Aslında bu parçayı üç yıl önce yazmaya başlamıştık fakat bir türlü tamamlayamamıştık. Prodüktörümüz Yaşar Görkem Arslan ile Ocak ayı sonunda bu parçayı yeniden gündemimize aldık. Şarkıya çalışmaya başladık derken, Şubat ayında, büyük deprem felaketi oldu ve hemen sonrasında da çok sevdiğimiz ağabeyimiz, arkadaşımız, mentorumuz Tolga Akyıldız aramızdan ayrıldı. Bizim için gerçekten çok zor bir süreçti. “Ağaç Kabukları”, yaşanan tüm bu acıların içinde kavrulduğu bir kazandan çıktı diyebiliriz. Dolayısıyla bu parçayı depremde hayatını kaybeden tüm insanlara ve tabii ki Tolga Abi’ye ithaf ettik. Müzik yapmanın, duygularımızı ifade etmenin ne kadar etkin bir yolu olduğunu ve iyileştirici gücünün ne denli kuvvetli olduğunu tekrardan kavradık. Bu şarkıda tavrımız çok net çünkü yaşadığımız acılar da öyle…

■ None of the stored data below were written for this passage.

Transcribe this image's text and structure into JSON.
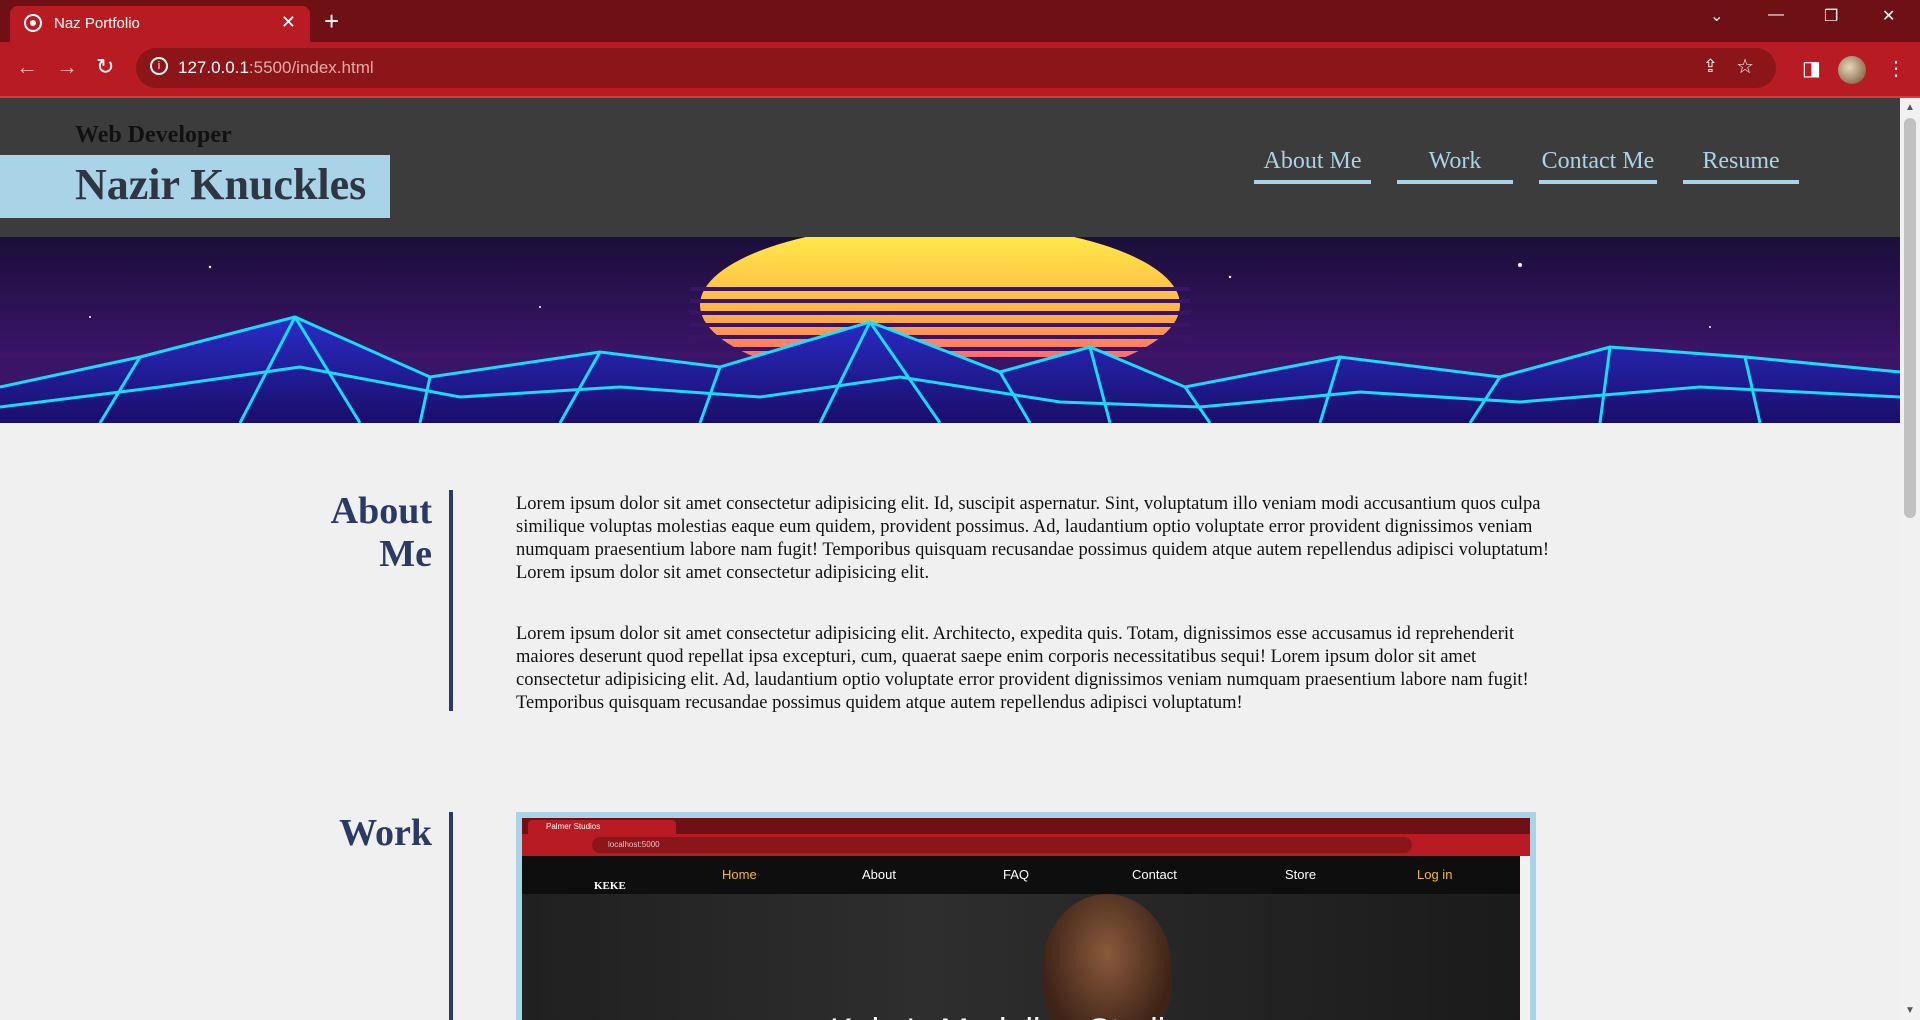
{
  "browser": {
    "tab_title": "Naz Portfolio",
    "tab_close": "✕",
    "new_tab": "+",
    "url_host": "127.0.0.1",
    "url_path": ":5500/index.html",
    "window_controls": [
      "⌄",
      "—",
      "❐",
      "✕"
    ]
  },
  "header": {
    "subtitle": "Web Developer",
    "name": "Nazir Knuckles",
    "nav": [
      "About Me",
      "Work",
      "Contact Me",
      "Resume"
    ]
  },
  "about": {
    "title_line1": "About",
    "title_line2": "Me",
    "paragraph1": "Lorem ipsum dolor sit amet consectetur adipisicing elit. Id, suscipit aspernatur. Sint, voluptatum illo veniam modi accusantium quos culpa similique voluptas molestias eaque eum quidem, provident possimus. Ad, laudantium optio voluptate error provident dignissimos veniam numquam praesentium labore nam fugit! Temporibus quisquam recusandae possimus quidem atque autem repellendus adipisci voluptatum! Lorem ipsum dolor sit amet consectetur adipisicing elit.",
    "paragraph2": "Lorem ipsum dolor sit amet consectetur adipisicing elit. Architecto, expedita quis. Totam, dignissimos esse accusamus id reprehenderit maiores deserunt quod repellat ipsa excepturi, cum, quaerat saepe enim corporis necessitatibus sequi! Lorem ipsum dolor sit amet consectetur adipisicing elit. Ad, laudantium optio voluptate error provident dignissimos veniam numquam praesentium labore nam fugit! Temporibus quisquam recusandae possimus quidem atque autem repellendus adipisci voluptatum!"
  },
  "work": {
    "title": "Work",
    "screenshot": {
      "tab_title": "Palmer Studios",
      "url": "localhost:5000",
      "logo_text": "KEKE",
      "nav": [
        "Home",
        "About",
        "FAQ",
        "Contact",
        "Store",
        "Log in"
      ],
      "hero_title": "Keke's Modeling Studio"
    }
  },
  "colors": {
    "accent": "#a9d3e6",
    "header_bg": "#3c3c3c",
    "section_title": "#2b3a63",
    "browser_red": "#b81c22",
    "active_nav": "#f5b82e"
  }
}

Bu durumun sizi yıldırmasa da üzerinize bıkkınlık getirdiği zamanlar oluyor mu? Bununla yine şarkıya sarılarak mı başa çıkıyorsunuz?

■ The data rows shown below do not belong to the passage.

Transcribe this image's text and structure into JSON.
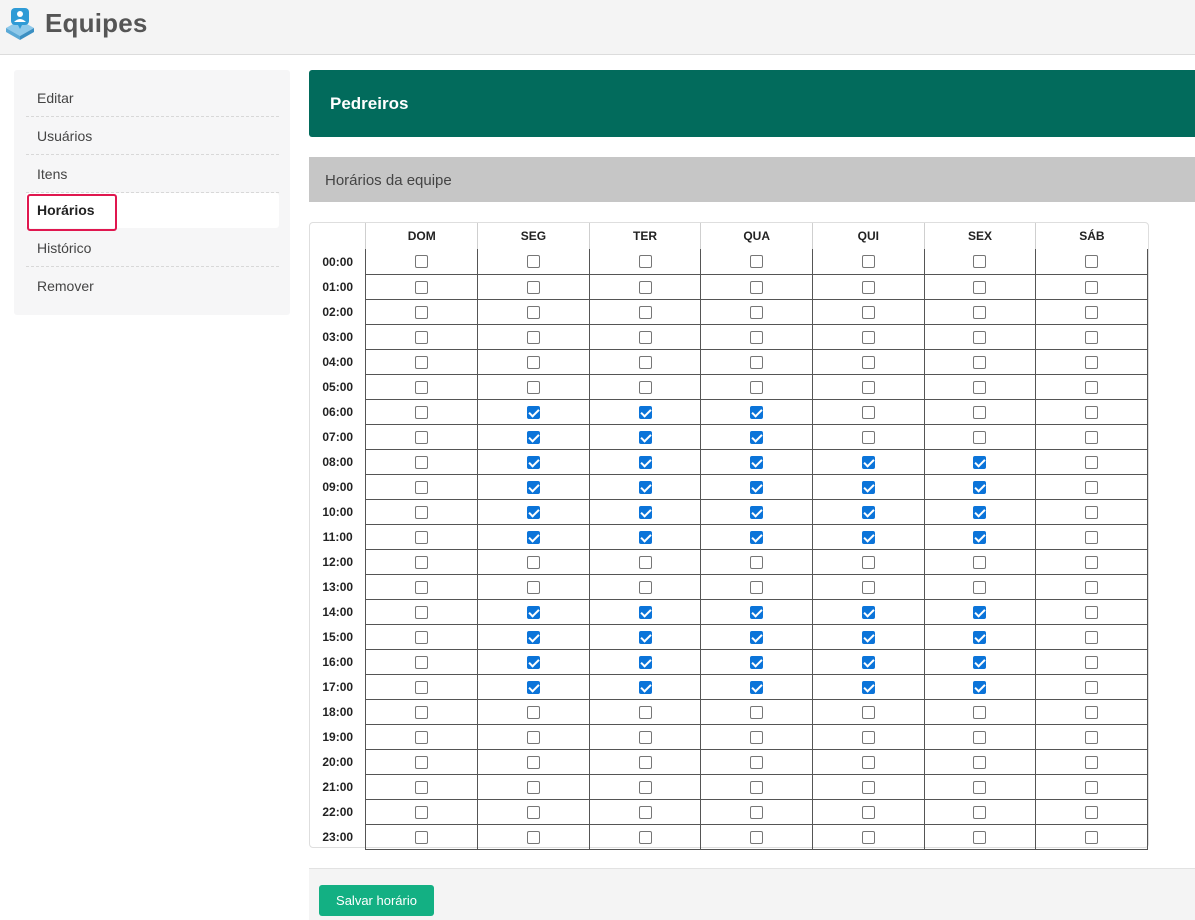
{
  "header": {
    "title": "Equipes",
    "logo_icon": "people-badge-icon"
  },
  "sidebar": {
    "items": [
      {
        "label": "Editar",
        "active": false
      },
      {
        "label": "Usuários",
        "active": false
      },
      {
        "label": "Itens",
        "active": false
      },
      {
        "label": "Horários",
        "active": true
      },
      {
        "label": "Histórico",
        "active": false
      },
      {
        "label": "Remover",
        "active": false
      }
    ],
    "highlight_color": "#e0174f"
  },
  "team": {
    "name": "Pedreiros",
    "banner_color": "#026b5c"
  },
  "section": {
    "title": "Horários da equipe"
  },
  "schedule": {
    "days": [
      "DOM",
      "SEG",
      "TER",
      "QUA",
      "QUI",
      "SEX",
      "SÁB"
    ],
    "hours": [
      "00:00",
      "01:00",
      "02:00",
      "03:00",
      "04:00",
      "05:00",
      "06:00",
      "07:00",
      "08:00",
      "09:00",
      "10:00",
      "11:00",
      "12:00",
      "13:00",
      "14:00",
      "15:00",
      "16:00",
      "17:00",
      "18:00",
      "19:00",
      "20:00",
      "21:00",
      "22:00",
      "23:00"
    ],
    "checked": [
      [
        0,
        0,
        0,
        0,
        0,
        0,
        0
      ],
      [
        0,
        0,
        0,
        0,
        0,
        0,
        0
      ],
      [
        0,
        0,
        0,
        0,
        0,
        0,
        0
      ],
      [
        0,
        0,
        0,
        0,
        0,
        0,
        0
      ],
      [
        0,
        0,
        0,
        0,
        0,
        0,
        0
      ],
      [
        0,
        0,
        0,
        0,
        0,
        0,
        0
      ],
      [
        0,
        1,
        1,
        1,
        0,
        0,
        0
      ],
      [
        0,
        1,
        1,
        1,
        0,
        0,
        0
      ],
      [
        0,
        1,
        1,
        1,
        1,
        1,
        0
      ],
      [
        0,
        1,
        1,
        1,
        1,
        1,
        0
      ],
      [
        0,
        1,
        1,
        1,
        1,
        1,
        0
      ],
      [
        0,
        1,
        1,
        1,
        1,
        1,
        0
      ],
      [
        0,
        0,
        0,
        0,
        0,
        0,
        0
      ],
      [
        0,
        0,
        0,
        0,
        0,
        0,
        0
      ],
      [
        0,
        1,
        1,
        1,
        1,
        1,
        0
      ],
      [
        0,
        1,
        1,
        1,
        1,
        1,
        0
      ],
      [
        0,
        1,
        1,
        1,
        1,
        1,
        0
      ],
      [
        0,
        1,
        1,
        1,
        1,
        1,
        0
      ],
      [
        0,
        0,
        0,
        0,
        0,
        0,
        0
      ],
      [
        0,
        0,
        0,
        0,
        0,
        0,
        0
      ],
      [
        0,
        0,
        0,
        0,
        0,
        0,
        0
      ],
      [
        0,
        0,
        0,
        0,
        0,
        0,
        0
      ],
      [
        0,
        0,
        0,
        0,
        0,
        0,
        0
      ],
      [
        0,
        0,
        0,
        0,
        0,
        0,
        0
      ]
    ],
    "check_color": "#0b74d9"
  },
  "footer": {
    "save_label": "Salvar horário",
    "save_color": "#13b083"
  }
}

Tabii ki bir yılgınlık hissiyatı geliyor. Hayatta olumlu duygular ve durumlar olduğu gibi olumsuz duygular ve durumlar da var ve bunlardan kaçmamızın imkânı maalesef yok. Ne olursa olsun, hepimiz insanız ve bu duyguları yaşıyoruz, yaşayacağız. Geride bıraktığımız son birkaç ay bizim için yas tutmakla geçti. Bu yas süreci de içerisinde öfke, üzüntü, kaçınma, kabullenme ve affetme gibi aşamaları barındırıyor. Biz de bu aşamalardan geçtik. Geçen süreci tahlil ettiğimizde, elimizde kalan tek cevabın ne olursa olsun yola hep devam etmemiz gerektiği olduğunu gördük. Başımıza ne gelirse gelsin bir noktada yaşamaya, üretmeye ve hissetmeye devam etmeliyiz çünkü zaten var oluşumuz bundan ibaret. Bunu yapamazsak geçirdiğimiz günlerin bir anlamı olmazmış gibi geliyor.

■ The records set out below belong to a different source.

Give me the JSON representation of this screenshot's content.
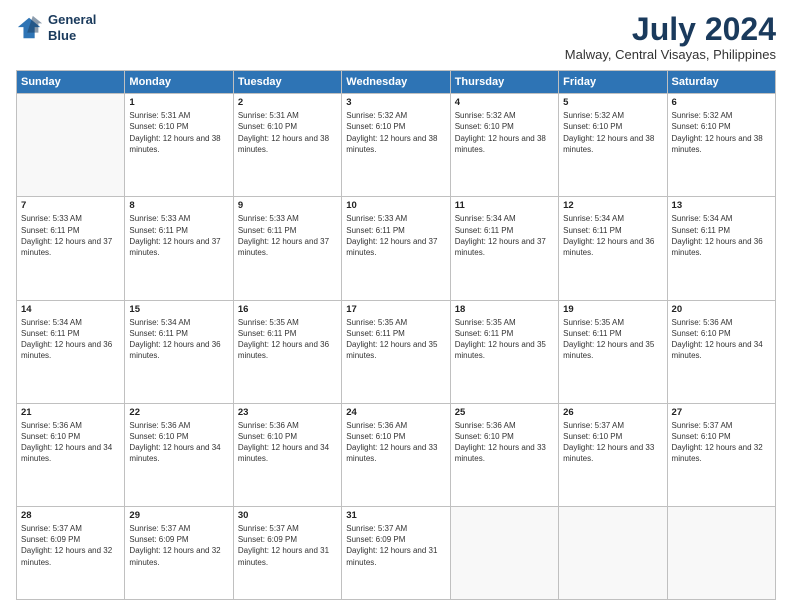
{
  "header": {
    "logo_line1": "General",
    "logo_line2": "Blue",
    "title": "July 2024",
    "subtitle": "Malway, Central Visayas, Philippines"
  },
  "calendar": {
    "days_of_week": [
      "Sunday",
      "Monday",
      "Tuesday",
      "Wednesday",
      "Thursday",
      "Friday",
      "Saturday"
    ],
    "weeks": [
      [
        {
          "day": "",
          "empty": true
        },
        {
          "day": "1",
          "sunrise": "5:31 AM",
          "sunset": "6:10 PM",
          "daylight": "12 hours and 38 minutes."
        },
        {
          "day": "2",
          "sunrise": "5:31 AM",
          "sunset": "6:10 PM",
          "daylight": "12 hours and 38 minutes."
        },
        {
          "day": "3",
          "sunrise": "5:32 AM",
          "sunset": "6:10 PM",
          "daylight": "12 hours and 38 minutes."
        },
        {
          "day": "4",
          "sunrise": "5:32 AM",
          "sunset": "6:10 PM",
          "daylight": "12 hours and 38 minutes."
        },
        {
          "day": "5",
          "sunrise": "5:32 AM",
          "sunset": "6:10 PM",
          "daylight": "12 hours and 38 minutes."
        },
        {
          "day": "6",
          "sunrise": "5:32 AM",
          "sunset": "6:10 PM",
          "daylight": "12 hours and 38 minutes."
        }
      ],
      [
        {
          "day": "7",
          "sunrise": "5:33 AM",
          "sunset": "6:11 PM",
          "daylight": "12 hours and 37 minutes."
        },
        {
          "day": "8",
          "sunrise": "5:33 AM",
          "sunset": "6:11 PM",
          "daylight": "12 hours and 37 minutes."
        },
        {
          "day": "9",
          "sunrise": "5:33 AM",
          "sunset": "6:11 PM",
          "daylight": "12 hours and 37 minutes."
        },
        {
          "day": "10",
          "sunrise": "5:33 AM",
          "sunset": "6:11 PM",
          "daylight": "12 hours and 37 minutes."
        },
        {
          "day": "11",
          "sunrise": "5:34 AM",
          "sunset": "6:11 PM",
          "daylight": "12 hours and 37 minutes."
        },
        {
          "day": "12",
          "sunrise": "5:34 AM",
          "sunset": "6:11 PM",
          "daylight": "12 hours and 36 minutes."
        },
        {
          "day": "13",
          "sunrise": "5:34 AM",
          "sunset": "6:11 PM",
          "daylight": "12 hours and 36 minutes."
        }
      ],
      [
        {
          "day": "14",
          "sunrise": "5:34 AM",
          "sunset": "6:11 PM",
          "daylight": "12 hours and 36 minutes."
        },
        {
          "day": "15",
          "sunrise": "5:34 AM",
          "sunset": "6:11 PM",
          "daylight": "12 hours and 36 minutes."
        },
        {
          "day": "16",
          "sunrise": "5:35 AM",
          "sunset": "6:11 PM",
          "daylight": "12 hours and 36 minutes."
        },
        {
          "day": "17",
          "sunrise": "5:35 AM",
          "sunset": "6:11 PM",
          "daylight": "12 hours and 35 minutes."
        },
        {
          "day": "18",
          "sunrise": "5:35 AM",
          "sunset": "6:11 PM",
          "daylight": "12 hours and 35 minutes."
        },
        {
          "day": "19",
          "sunrise": "5:35 AM",
          "sunset": "6:11 PM",
          "daylight": "12 hours and 35 minutes."
        },
        {
          "day": "20",
          "sunrise": "5:36 AM",
          "sunset": "6:10 PM",
          "daylight": "12 hours and 34 minutes."
        }
      ],
      [
        {
          "day": "21",
          "sunrise": "5:36 AM",
          "sunset": "6:10 PM",
          "daylight": "12 hours and 34 minutes."
        },
        {
          "day": "22",
          "sunrise": "5:36 AM",
          "sunset": "6:10 PM",
          "daylight": "12 hours and 34 minutes."
        },
        {
          "day": "23",
          "sunrise": "5:36 AM",
          "sunset": "6:10 PM",
          "daylight": "12 hours and 34 minutes."
        },
        {
          "day": "24",
          "sunrise": "5:36 AM",
          "sunset": "6:10 PM",
          "daylight": "12 hours and 33 minutes."
        },
        {
          "day": "25",
          "sunrise": "5:36 AM",
          "sunset": "6:10 PM",
          "daylight": "12 hours and 33 minutes."
        },
        {
          "day": "26",
          "sunrise": "5:37 AM",
          "sunset": "6:10 PM",
          "daylight": "12 hours and 33 minutes."
        },
        {
          "day": "27",
          "sunrise": "5:37 AM",
          "sunset": "6:10 PM",
          "daylight": "12 hours and 32 minutes."
        }
      ],
      [
        {
          "day": "28",
          "sunrise": "5:37 AM",
          "sunset": "6:09 PM",
          "daylight": "12 hours and 32 minutes."
        },
        {
          "day": "29",
          "sunrise": "5:37 AM",
          "sunset": "6:09 PM",
          "daylight": "12 hours and 32 minutes."
        },
        {
          "day": "30",
          "sunrise": "5:37 AM",
          "sunset": "6:09 PM",
          "daylight": "12 hours and 31 minutes."
        },
        {
          "day": "31",
          "sunrise": "5:37 AM",
          "sunset": "6:09 PM",
          "daylight": "12 hours and 31 minutes."
        },
        {
          "day": "",
          "empty": true
        },
        {
          "day": "",
          "empty": true
        },
        {
          "day": "",
          "empty": true
        }
      ]
    ]
  }
}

Şarkıda ne yapsa etse, yaşam içinde dikiş tutturamamasını, sonunda da “beyaz bayrağı” sallayan birinin yolculuğuna eşlik ediyoruz. Fazlasıyla klişe olacak ama “Ağaç Kabukları”nı iki farklı uçta yaşayan iki farklı kişiye dinletsek, ikisi de şarkıyı rahatlıkla kendine göre yorumlayabilir ve bir anlam çıkarabilir bence. Siz bunu nasıl yorumlarsınız?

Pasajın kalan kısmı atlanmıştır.